Your earliest understanding of creativity was through music, then.
And being a performer and an artist, I tended to be very much on the side of the authors rather than the publisher. I understood their torment, their writer’s block, and in a way other publishers don’t because they haven’t been on the other side. The process of creating is sometimes very painful.
Richard first read Samuel Beckett’s Molloy in 1952 and you were married in 1953. That period seems to have been one of crystallisation.

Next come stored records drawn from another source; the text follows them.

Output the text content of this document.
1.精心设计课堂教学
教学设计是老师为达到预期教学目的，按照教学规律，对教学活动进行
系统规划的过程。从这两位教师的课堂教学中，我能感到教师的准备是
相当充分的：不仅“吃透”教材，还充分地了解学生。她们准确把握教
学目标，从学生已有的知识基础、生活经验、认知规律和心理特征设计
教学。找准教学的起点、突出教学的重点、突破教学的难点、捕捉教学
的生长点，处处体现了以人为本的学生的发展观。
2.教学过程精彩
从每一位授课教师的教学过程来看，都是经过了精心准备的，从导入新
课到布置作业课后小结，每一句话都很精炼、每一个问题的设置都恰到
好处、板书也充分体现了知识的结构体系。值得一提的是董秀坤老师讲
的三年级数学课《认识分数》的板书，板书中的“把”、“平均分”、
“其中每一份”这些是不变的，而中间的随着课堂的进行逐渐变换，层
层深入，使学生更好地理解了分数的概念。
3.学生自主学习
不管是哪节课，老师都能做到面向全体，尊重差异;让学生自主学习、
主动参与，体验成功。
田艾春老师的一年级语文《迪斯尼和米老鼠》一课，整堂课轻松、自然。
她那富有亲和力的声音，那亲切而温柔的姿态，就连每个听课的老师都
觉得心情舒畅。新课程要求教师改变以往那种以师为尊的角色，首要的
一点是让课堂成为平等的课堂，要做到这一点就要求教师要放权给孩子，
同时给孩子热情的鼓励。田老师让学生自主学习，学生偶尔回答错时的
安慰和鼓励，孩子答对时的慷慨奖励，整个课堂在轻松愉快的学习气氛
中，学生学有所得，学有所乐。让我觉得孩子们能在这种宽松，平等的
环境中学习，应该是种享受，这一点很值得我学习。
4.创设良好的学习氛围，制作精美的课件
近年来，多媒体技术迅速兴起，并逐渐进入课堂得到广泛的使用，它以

While Dick was working on his thesis on James Joyce and being an editor, he was writing novels; he was writing pages and pages of poetry. When he discovered Beckett, the first lines froze him completely: he felt he wasn’t worthy of putting pen to paper after this man. He felt that it had been said. So when I met him, all he could talk about was the discovery of this genius. They started to work together on translation and Beckett was so pleased with Dick’s work that he asked if Dick would kindly take it upon himself to translate Godot, and Dick bowed and said, “I’m honored but I can’t, because I have to finish my Joyce dissertation before the end of the year.” Can you imagine if he had done it? So yes, when I first met him he was in the ferment of this extraordinary literary discovery. He then met Eugène Ionesco and other people and brought them in to be translated into English for the magazine, Merlin, and subsequently introduced those people to Barney Rosset, who was young and working for the New York publishing house Grove Press, which was looking for foreign authors. After that, Dick owed the navy two years so he was recalled from France.